Banyaknya oknum berpakaian rohaniwan Buddha yang sering meminta-minta menimbulkan keresahan masyarakat. Biasanya oknum tersebut memakai jubah bhiksu berwarna kuning kecoklatan atau abu-abu dan berasal dari Tiongkok.

Modus operasi para bhiksu palsu tersebut hampir mirip. Selain meminta-minta sedekah, kadang mereka menawarkan pernak-pernik Buddhis atau menawarkan pembacaan doa untuk ditukar dengan sejumlah uang.

Sosoknya sering dijumpai di kawasan pemukiman etnis Tionghoa yang banyak terdapat toko semisal di Glodok. Warga yang didatangi kadang menjadi kikuk untuk menolak karena melihat jubah yang dikenakannya, terlebih kalau warga tersebut seorang Buddhis.

Namun bhiksu palsu itu akan diam seribu bahasa ketika diajak bicara terutama jika ditanya tentang identitasnya, termasuk jika diajak bicara bahasa Mandarin, padahal mereka kebanyakan berasal dari Tiongkok.

Secara fisik, walaupun terlihat mirip dengan bhiksu asli, namun ada perbedaan yang sebenarnya cukup jelas terlihat. Biasanya garis mukanya keras dan kulitnya agak hitam untuk ukuran orang Tiongkok. Aura khas seorang bhiksu juga tidak terlihat, berbeda dengan bhiksu asli yang memiliki aura khas karena sering menguncar ujaran Buddha (sutra/mantra) atau meditasi.

Fenomena bhiksu palsu ini ternyata bukan hanya terjadi di Jakarta, tapi juga sudah merambah sampai ke daerah-daerah lain.

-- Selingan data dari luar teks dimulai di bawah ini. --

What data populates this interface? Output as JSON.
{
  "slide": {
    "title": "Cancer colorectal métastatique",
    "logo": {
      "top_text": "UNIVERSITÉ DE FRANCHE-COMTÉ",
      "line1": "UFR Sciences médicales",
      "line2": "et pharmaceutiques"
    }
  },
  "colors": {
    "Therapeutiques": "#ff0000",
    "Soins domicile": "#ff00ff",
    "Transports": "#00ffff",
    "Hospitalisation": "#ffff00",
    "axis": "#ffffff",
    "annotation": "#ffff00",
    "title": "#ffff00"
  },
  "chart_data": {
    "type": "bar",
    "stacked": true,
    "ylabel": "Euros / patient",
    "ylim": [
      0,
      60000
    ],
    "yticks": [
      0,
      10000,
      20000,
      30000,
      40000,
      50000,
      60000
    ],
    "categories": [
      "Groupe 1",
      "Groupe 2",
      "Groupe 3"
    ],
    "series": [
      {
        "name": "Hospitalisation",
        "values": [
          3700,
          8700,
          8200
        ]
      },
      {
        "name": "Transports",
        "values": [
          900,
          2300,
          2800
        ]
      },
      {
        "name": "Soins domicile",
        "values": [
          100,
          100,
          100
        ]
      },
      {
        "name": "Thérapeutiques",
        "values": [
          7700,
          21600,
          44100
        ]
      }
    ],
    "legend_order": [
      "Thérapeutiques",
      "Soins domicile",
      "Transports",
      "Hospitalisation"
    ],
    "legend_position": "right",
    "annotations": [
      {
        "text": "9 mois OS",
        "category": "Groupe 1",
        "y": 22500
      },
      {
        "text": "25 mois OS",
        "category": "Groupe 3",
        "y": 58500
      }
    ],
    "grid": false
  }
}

Di Jogja salah satunya. Om Bing, salah satu sesepuh umat Buddha di Jogja menuturkan, salah satu peserta meditasi di Vihara Karangdjati pernah menangkap seorang bhiksu palsu yang sedang minta-minta. Uniknya, peserta meditasi ini justru seorang non Buddhis. Bhiksu palsu tersebut sempat melawan sebelum akhirnya tunduk dan dibawa ke kantor polisi.

Menurut Om Bing, Pembimas Buddha Kementerian Agama DIY kini telah mengedarkan surat resmi kepada instansi terkait, yaitu Kepolisian dan Kantor Imigrasi untuk menangkap bhiksu palsu.

Menanggapi keresahan ini, Dirjen Bimas Buddha Kementerian Agama RI Dasikin menyarankan agar tak perlu takut untuk menangkapnya. (Baca Seorang Bhiksu Gadungan Ditangkap Ketika Sedang Meminta-minta)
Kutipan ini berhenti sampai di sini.